Chief Statistician T C A Anant said it was indicative of growth returning to normal levels. Analysts says that it is an indication that firms are starting to recover after being hit earlier this year by uncertainty tied to the rollout of the GST and last year's notes ban. The GDP growth in the second quarter of 2017-18 compares to 5.7 per cent in April-June, the lowest growth rate since the Narendra Modi government took office, and 7.5 per cent in the September quarter of the previous fiscal, showed government data released on Thursday. "The growth in the "agriculture, forestry and fishing", "mining and quarrying", "construction" "financial, insurance, real estate and professional services" and 'Public administration, defence & other services" is estimated to be 1.7 percent, 5.5 percent, 2.6 per cent, 5.7 percent and 6.0 percent respectively, during this period", a press release by the government said.

In the services sector while trade, transport did well, the government finances grew rather slowly because of a muted deposit and loan growth in the banks.

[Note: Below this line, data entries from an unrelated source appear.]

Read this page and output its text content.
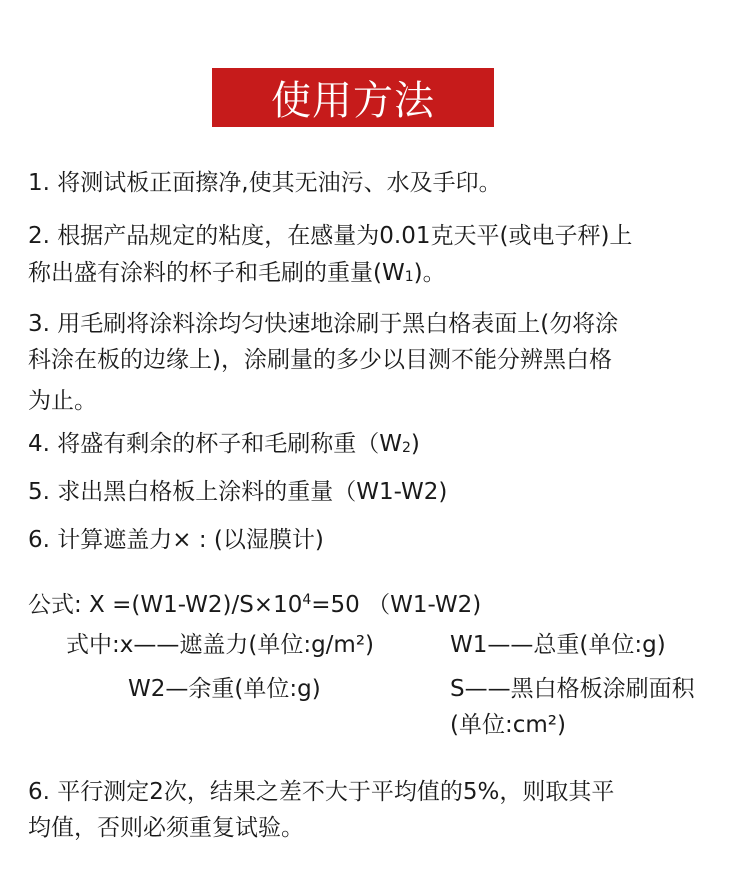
使用方法
1. 将测试板正面擦净,使其无油污、水及手印。
2. 根据产品规定的粘度，在感量为0.01克天平(或电子秤)上
称出盛有涂料的杯子和毛刷的重量$(W_1)$。
3. 用毛刷将涂料涂均匀快速地涂刷于黑白格表面上(勿将涂
科涂在板的边缘上)，涂刷量的多少以目测不能分辨黑白格
为止。
4. 将盛有剩余的杯子和毛刷称重$(W_2)$
5. 求出黑白格板上涂料的重量（W1-W2)
6. 计算遮盖力× : (以湿膜计)
公式: $X =(W1-W2)/S\times 10^4=50$ （W1-W2)
式中:x——遮盖力(单位:g/m²)	W1——总重(单位:g)
W2—余重(单位:g)	S——黑白格板涂刷面积
(单位:cm²)
6. 平行测定2次，结果之差不大于平均值的5%，则取其平
均值，否则必须重复试验。
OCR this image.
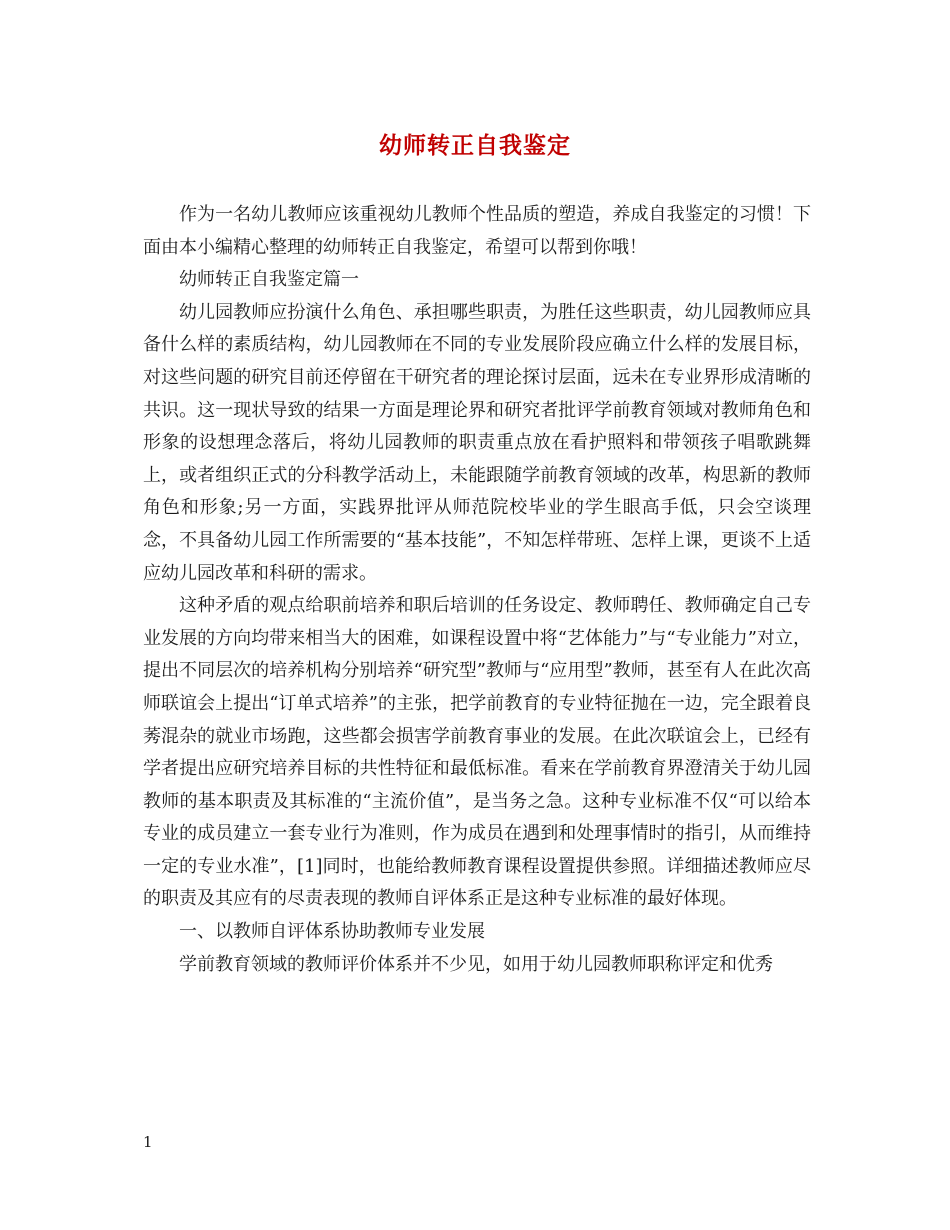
幼师转正自我鉴定

作为一名幼儿教师应该重视幼儿教师个性品质的塑造，养成自我鉴定的习惯！下面由本小编精心整理的幼师转正自我鉴定，希望可以帮到你哦！

幼师转正自我鉴定篇一

幼儿园教师应扮演什么角色、承担哪些职责，为胜任这些职责，幼儿园教师应具备什么样的素质结构，幼儿园教师在不同的专业发展阶段应确立什么样的发展目标，对这些问题的研究目前还停留在干研究者的理论探讨层面，远未在专业界形成清晰的共识。这一现状导致的结果一方面是理论界和研究者批评学前教育领域对教师角色和形象的设想理念落后，将幼儿园教师的职责重点放在看护照料和带领孩子唱歌跳舞上，或者组织正式的分科教学活动上，未能跟随学前教育领域的改革，构思新的教师角色和形象;另一方面，实践界批评从师范院校毕业的学生眼高手低，只会空谈理念，不具备幼儿园工作所需要的“基本技能”，不知怎样带班、怎样上课，更谈不上适应幼儿园改革和科研的需求。

这种矛盾的观点给职前培养和职后培训的任务设定、教师聘任、教师确定自己专业发展的方向均带来相当大的困难，如课程设置中将“艺体能力”与“专业能力”对立，提出不同层次的培养机构分别培养“研究型”教师与“应用型”教师，甚至有人在此次高师联谊会上提出“订单式培养”的主张，把学前教育的专业特征抛在一边，完全跟着良莠混杂的就业市场跑，这些都会损害学前教育事业的发展。在此次联谊会上，已经有学者提出应研究培养目标的共性特征和最低标准。看来在学前教育界澄清关于幼儿园教师的基本职责及其标准的“主流价值”，是当务之急。这种专业标准不仅“可以给本专业的成员建立一套专业行为准则，作为成员在遇到和处理事情时的指引，从而维持一定的专业水准”，[1]同时，也能给教师教育课程设置提供参照。详细描述教师应尽的职责及其应有的尽责表现的教师自评体系正是这种专业标准的最好体现。

一、以教师自评体系协助教师专业发展

学前教育领域的教师评价体系并不少见，如用于幼儿园教师职称评定和优秀

1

Reversing a five-quarter slide in GDP growth, Indian economy bounced back from a three-year low to expand by 6.3 per cent in July-September as manufacturing revved up and businesses adjusted to the new GST tax regime. "It's possible that anticipating the need for the festive season, most of the production went into the sale and inventory restocking may happen later...inventory accumulation effect may persist in the third quarter as well", he explained.